François - qui militait dans une association antiraciste à l’époque des faits - et Bernard ont un frère qui occupe aujourd’hui la fonction d’évêque d’Orléans. Et à bien y regarder, il y a peut-être une connexion entre la vie spirituelle et le fait de s’occuper des joueurs de football. Les temps étant ce qu’ils sont, la victoire contre l’Olympique de Marseille a mécaniquement fait remonter les états de service virtuels (Instagram, Twitter, Facebook) des outsiders intégraux défendant la cause nîmoise.
«Bicrave sa mère»
Et concernant l'un d'eux, l'attaquant Sada Thioub (23 ans, né à Nanterre, Hauts-de-Seine), l'exhumation a eu une saveur si particulière que le joueur, paniqué, a fermé son compte Twitter dans la foulée. Sans ironie aucune, c'est une immersion à nulle autre pareille - car sans filtre - dans l'époque. Sur la violence du déterminisme social : «Si je suis pas footballeur je suis foutu je peux rien faire à part bicrave sa mère», «bicrave» ayant été traduit par un confrère comme «vendre des produits illicites» et le «sa mère» constituant une sorte de ponctuation, proche du point d'exclamation.
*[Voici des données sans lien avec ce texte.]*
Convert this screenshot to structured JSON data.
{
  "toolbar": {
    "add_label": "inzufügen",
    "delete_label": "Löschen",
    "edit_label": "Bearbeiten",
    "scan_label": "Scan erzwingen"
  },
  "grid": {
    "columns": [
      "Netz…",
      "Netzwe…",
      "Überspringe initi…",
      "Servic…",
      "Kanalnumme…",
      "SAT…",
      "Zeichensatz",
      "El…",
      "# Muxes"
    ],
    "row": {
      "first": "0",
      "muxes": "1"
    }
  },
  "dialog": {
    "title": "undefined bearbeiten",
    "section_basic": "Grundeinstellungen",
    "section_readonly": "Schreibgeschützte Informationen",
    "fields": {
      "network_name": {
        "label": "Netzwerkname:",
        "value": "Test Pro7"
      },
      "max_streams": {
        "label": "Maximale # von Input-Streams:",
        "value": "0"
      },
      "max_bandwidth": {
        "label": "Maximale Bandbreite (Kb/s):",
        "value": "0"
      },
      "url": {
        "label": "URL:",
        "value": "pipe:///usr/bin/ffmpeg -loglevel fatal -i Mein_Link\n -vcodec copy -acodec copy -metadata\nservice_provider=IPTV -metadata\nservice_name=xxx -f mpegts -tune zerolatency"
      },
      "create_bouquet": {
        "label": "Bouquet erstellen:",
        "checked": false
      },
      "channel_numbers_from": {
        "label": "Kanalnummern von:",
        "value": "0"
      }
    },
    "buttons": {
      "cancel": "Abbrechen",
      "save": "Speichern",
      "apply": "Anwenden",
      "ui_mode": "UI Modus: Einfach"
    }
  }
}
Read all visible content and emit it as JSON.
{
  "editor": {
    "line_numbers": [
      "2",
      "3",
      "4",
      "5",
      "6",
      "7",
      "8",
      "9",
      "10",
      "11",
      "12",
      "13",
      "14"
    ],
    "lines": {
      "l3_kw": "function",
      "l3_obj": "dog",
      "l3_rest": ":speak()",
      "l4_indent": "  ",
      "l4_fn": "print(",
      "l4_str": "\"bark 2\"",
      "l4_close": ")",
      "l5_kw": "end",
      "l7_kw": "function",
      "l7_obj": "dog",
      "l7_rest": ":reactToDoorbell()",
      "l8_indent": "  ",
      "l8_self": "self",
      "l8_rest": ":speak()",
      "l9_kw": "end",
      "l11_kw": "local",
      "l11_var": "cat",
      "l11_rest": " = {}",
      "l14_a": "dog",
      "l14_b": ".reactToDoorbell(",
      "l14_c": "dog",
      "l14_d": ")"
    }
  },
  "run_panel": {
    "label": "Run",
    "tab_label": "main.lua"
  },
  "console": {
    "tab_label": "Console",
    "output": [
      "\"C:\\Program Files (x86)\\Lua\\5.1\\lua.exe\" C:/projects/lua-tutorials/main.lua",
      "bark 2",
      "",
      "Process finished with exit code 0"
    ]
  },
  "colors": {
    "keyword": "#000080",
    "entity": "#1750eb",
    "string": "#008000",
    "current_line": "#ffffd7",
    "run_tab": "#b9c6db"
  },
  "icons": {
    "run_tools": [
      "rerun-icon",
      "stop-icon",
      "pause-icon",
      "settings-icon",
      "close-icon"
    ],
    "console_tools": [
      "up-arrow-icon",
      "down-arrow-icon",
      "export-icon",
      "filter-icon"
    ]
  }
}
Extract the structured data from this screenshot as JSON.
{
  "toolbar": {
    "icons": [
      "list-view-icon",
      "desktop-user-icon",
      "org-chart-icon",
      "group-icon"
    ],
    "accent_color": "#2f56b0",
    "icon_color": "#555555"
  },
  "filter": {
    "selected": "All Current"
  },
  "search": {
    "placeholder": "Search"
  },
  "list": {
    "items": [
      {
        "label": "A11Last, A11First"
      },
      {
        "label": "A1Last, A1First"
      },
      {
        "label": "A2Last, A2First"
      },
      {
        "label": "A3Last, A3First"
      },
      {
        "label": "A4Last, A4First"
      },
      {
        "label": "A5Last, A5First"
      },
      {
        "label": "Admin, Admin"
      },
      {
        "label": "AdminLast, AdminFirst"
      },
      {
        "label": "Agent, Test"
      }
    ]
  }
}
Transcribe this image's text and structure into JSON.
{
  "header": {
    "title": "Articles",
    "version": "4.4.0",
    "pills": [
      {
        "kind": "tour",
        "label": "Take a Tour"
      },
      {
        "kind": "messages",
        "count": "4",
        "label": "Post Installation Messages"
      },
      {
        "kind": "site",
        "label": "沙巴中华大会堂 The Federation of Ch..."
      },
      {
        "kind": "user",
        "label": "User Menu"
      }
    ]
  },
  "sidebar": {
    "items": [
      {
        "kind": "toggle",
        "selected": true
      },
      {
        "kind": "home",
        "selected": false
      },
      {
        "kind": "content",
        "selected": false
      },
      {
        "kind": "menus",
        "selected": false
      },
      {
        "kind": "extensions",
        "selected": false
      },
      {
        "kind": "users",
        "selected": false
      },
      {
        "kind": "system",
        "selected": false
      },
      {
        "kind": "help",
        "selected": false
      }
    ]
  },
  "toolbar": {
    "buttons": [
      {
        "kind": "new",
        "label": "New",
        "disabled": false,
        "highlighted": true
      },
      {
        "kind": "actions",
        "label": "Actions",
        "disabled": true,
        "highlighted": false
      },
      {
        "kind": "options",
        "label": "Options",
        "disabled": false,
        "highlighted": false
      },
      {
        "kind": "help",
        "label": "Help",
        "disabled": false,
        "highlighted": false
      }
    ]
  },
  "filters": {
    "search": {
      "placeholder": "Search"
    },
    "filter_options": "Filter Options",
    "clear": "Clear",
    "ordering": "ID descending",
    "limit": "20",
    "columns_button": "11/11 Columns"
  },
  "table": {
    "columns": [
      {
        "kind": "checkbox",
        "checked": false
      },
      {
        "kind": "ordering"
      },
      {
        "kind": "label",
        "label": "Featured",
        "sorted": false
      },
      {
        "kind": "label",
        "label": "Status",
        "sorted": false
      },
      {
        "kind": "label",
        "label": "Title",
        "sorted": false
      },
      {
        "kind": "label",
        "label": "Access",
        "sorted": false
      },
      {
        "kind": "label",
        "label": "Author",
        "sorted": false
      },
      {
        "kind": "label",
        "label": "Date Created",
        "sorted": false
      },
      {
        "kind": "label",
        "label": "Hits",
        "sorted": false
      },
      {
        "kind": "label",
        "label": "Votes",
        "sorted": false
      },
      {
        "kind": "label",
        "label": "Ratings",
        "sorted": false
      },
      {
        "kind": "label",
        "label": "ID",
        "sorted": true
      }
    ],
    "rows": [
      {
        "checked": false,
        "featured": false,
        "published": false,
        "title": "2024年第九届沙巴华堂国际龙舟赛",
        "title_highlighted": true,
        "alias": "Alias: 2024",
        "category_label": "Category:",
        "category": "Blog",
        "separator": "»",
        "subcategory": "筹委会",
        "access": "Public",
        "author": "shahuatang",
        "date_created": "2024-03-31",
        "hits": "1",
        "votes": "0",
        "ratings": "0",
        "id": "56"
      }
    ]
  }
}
Sur la difficulté des rapports hommes-femmes : «a chaque fois kan je parle avc une meuf on se parle 1 semaine ou deux après jai grv [grave, ndlr] plus envi de lui parler que sa m'arrive sa mère». Puis, en 2013 : «Chéri m'aimerai tu encore si j'avais la bite à fouiny», ce qui ne témoigne pas d'une quelconque inquiétude mais d'un amour de la musique puisqu'il s'agit d'une strophe du Turfu du rappeur Booba moquant un autre musicien, La Fouine. On pourrait imaginer Blaquart s'employant à remettre le joueur dans les devoirs des footballeurs de son temps ; la marque Nîmes Olympique, sa carrière, l'obligation d'en dire le moins et de vivre caché. Mais rien n'est moins sûr. Dans l'Equipe, le coach nîmois, pur formateur chez les jeunes (à deux ou trois dépannages près) avant d'être bombardé entraîneur en 2015 d'une équipe nîmoise promise à la relégation après avoir été lourdement sanctionnée dans l'affaire du match présumé truqué contre le Stade Malherbe de Caen, s'est longuement expliqué sur son milieu de terrain Téji Savanier, en proie voilà deux saisons à des problèmes pour tenir son poids : «[Savanier] m'avait dit : "Coach, je rentre chez moi à midi, on est trente à table, la mama a fait à manger, on est bien…" Je lui ai dit : "OK, pas de problème, fais un peu attention mais ça, il ne faut surtout pas que tu l'arrêtes." Pour que les joueurs soient forts, il faut qu'ils soient heureux. Si [le défenseur et capitaine Anthony Briançon] aime la chasse et la pêche, bien sûr qu'il faut qu'il y aille, même les lendemains de matchs quand il est crevé. Il se rajoute une fatigue mais ça ne fait rien car dans sa tête, il est bien.»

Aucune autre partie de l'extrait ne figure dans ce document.